Upon completion of this section, you will be able to

  • Describe primary routes of exposure to nitrates and nitrites.

The primary routes of exposure to nitrates and nitrites may differ depending on occupational and non-occupational factors. Non-occupational factors may include

  • Age,
  • Diet,
  • Medications,
  • Hobbies (such as gardening, arc welding, etc.),
  • History of inhalational drug use,
  • Source of drinking/cooking water and how it is supplied,
  • Outdoor activities, as well as
  • The chemical form of the nitrates and nitrites.
Occupational and Paraoccupational Exposures

Occupational exposure occurs primarily through the inhalation and dermal routes. Explosive and fertilizer industry workers may be exposed to nitrate through inhalation of dusts containing nitrate salts. Dusts can also dissolve in sweat exposing skin to concentrated solutions of the salts. Farmers may experience periodic exposures depending on their activities, especially with regard to the handling of fertilizers. Exposure of family members to nitrates from dusts brought home on work clothes has been reported [Rosenman 2007].

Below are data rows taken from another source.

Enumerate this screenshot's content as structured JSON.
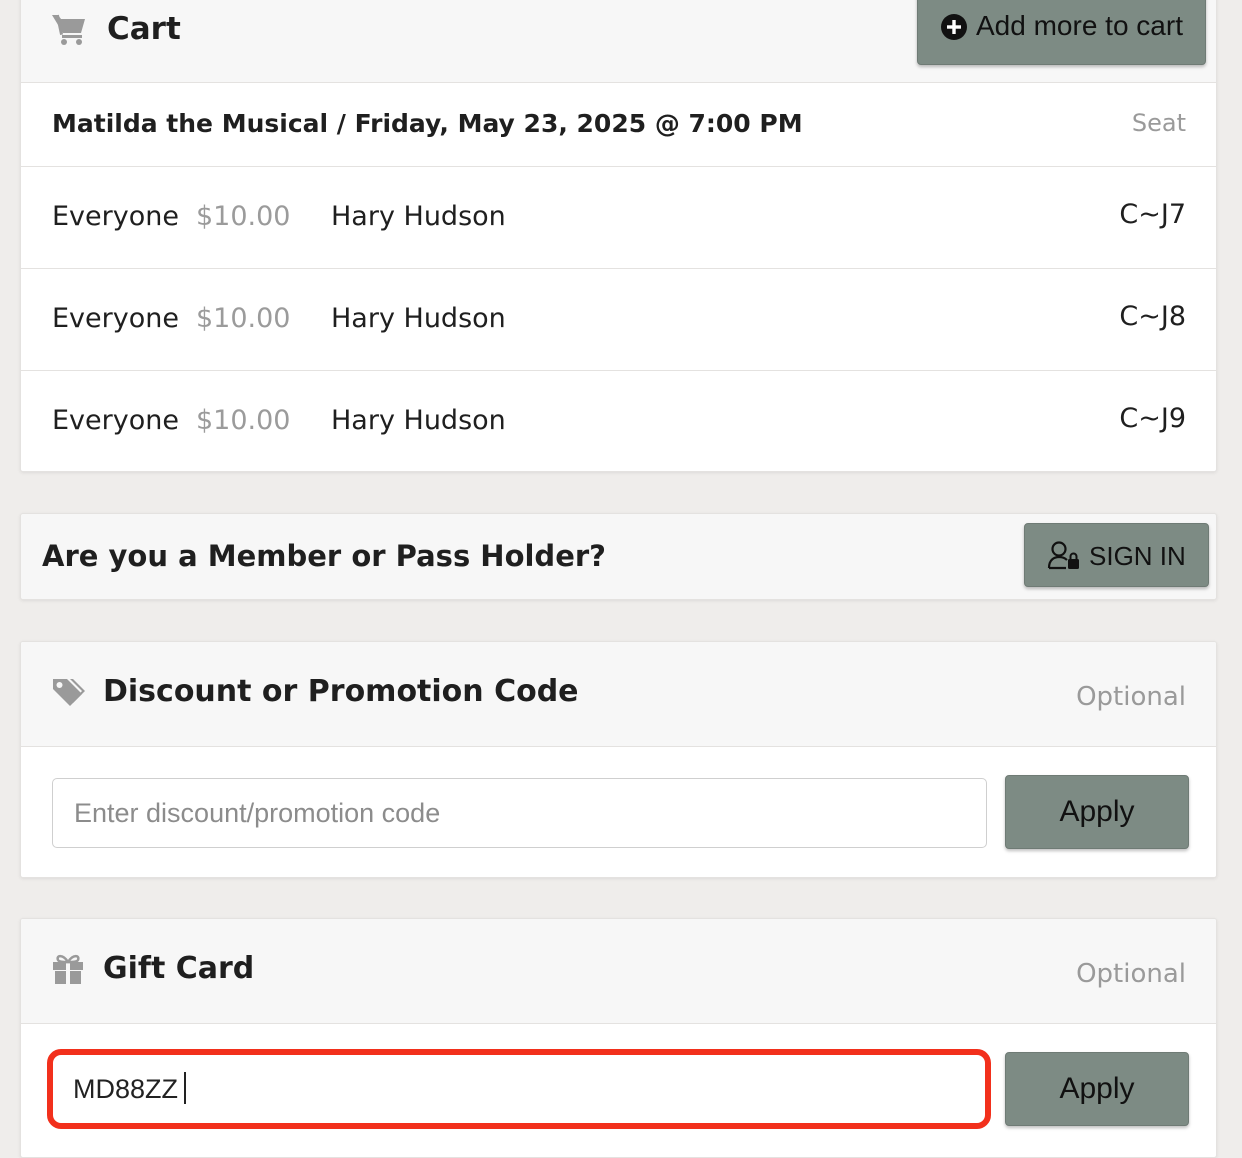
{
  "cart": {
    "title": "Cart",
    "add_more_label": "Add more to cart",
    "event": {
      "title": "Matilda the Musical / Friday, May 23, 2025 @ 7:00 PM",
      "seat_header": "Seat"
    },
    "tickets": [
      {
        "type": "Everyone",
        "price": "$10.00",
        "name": "Hary Hudson",
        "seat": "C~J7"
      },
      {
        "type": "Everyone",
        "price": "$10.00",
        "name": "Hary Hudson",
        "seat": "C~J8"
      },
      {
        "type": "Everyone",
        "price": "$10.00",
        "name": "Hary Hudson",
        "seat": "C~J9"
      }
    ]
  },
  "member": {
    "question": "Are you a Member or Pass Holder?",
    "sign_in_label": "SIGN IN"
  },
  "discount": {
    "title": "Discount or Promotion Code",
    "optional_label": "Optional",
    "placeholder": "Enter discount/promotion code",
    "value": "",
    "apply_label": "Apply"
  },
  "gift_card": {
    "title": "Gift Card",
    "optional_label": "Optional",
    "value": "MD88ZZ",
    "apply_label": "Apply"
  },
  "colors": {
    "button_bg": "#7d8b84",
    "highlight": "#f2301c",
    "price_text": "#9b9b9b",
    "page_bg": "#efedeb"
  },
  "icons": {
    "cart": "shopping-cart-icon",
    "add": "plus-circle-icon",
    "member": "user-lock-icon",
    "discount": "tags-icon",
    "gift": "gift-icon"
  }
}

Non-occupational Exposures

The primary route of non-occupational exposure is ingestion of water or foodstuffs that contain high levels of nitrates or nitrites. Inhalation exposures may occur from inhalant drug use and dermal exposures may occur from some topical medications. These would be special instances and not the primary routes of exposure for the general population.

Key Points
  • Primary occupational routes of exposure to nitrates and nitrites include inhalation and dermal routes.
  • The primary route of exposure to nitrates and nitrites for the general population is ingestion.
  • Inhalation and dermal exposures have been reported in non-occupational settings under certain circumstances, but are not the primary routes of exposure for the general population.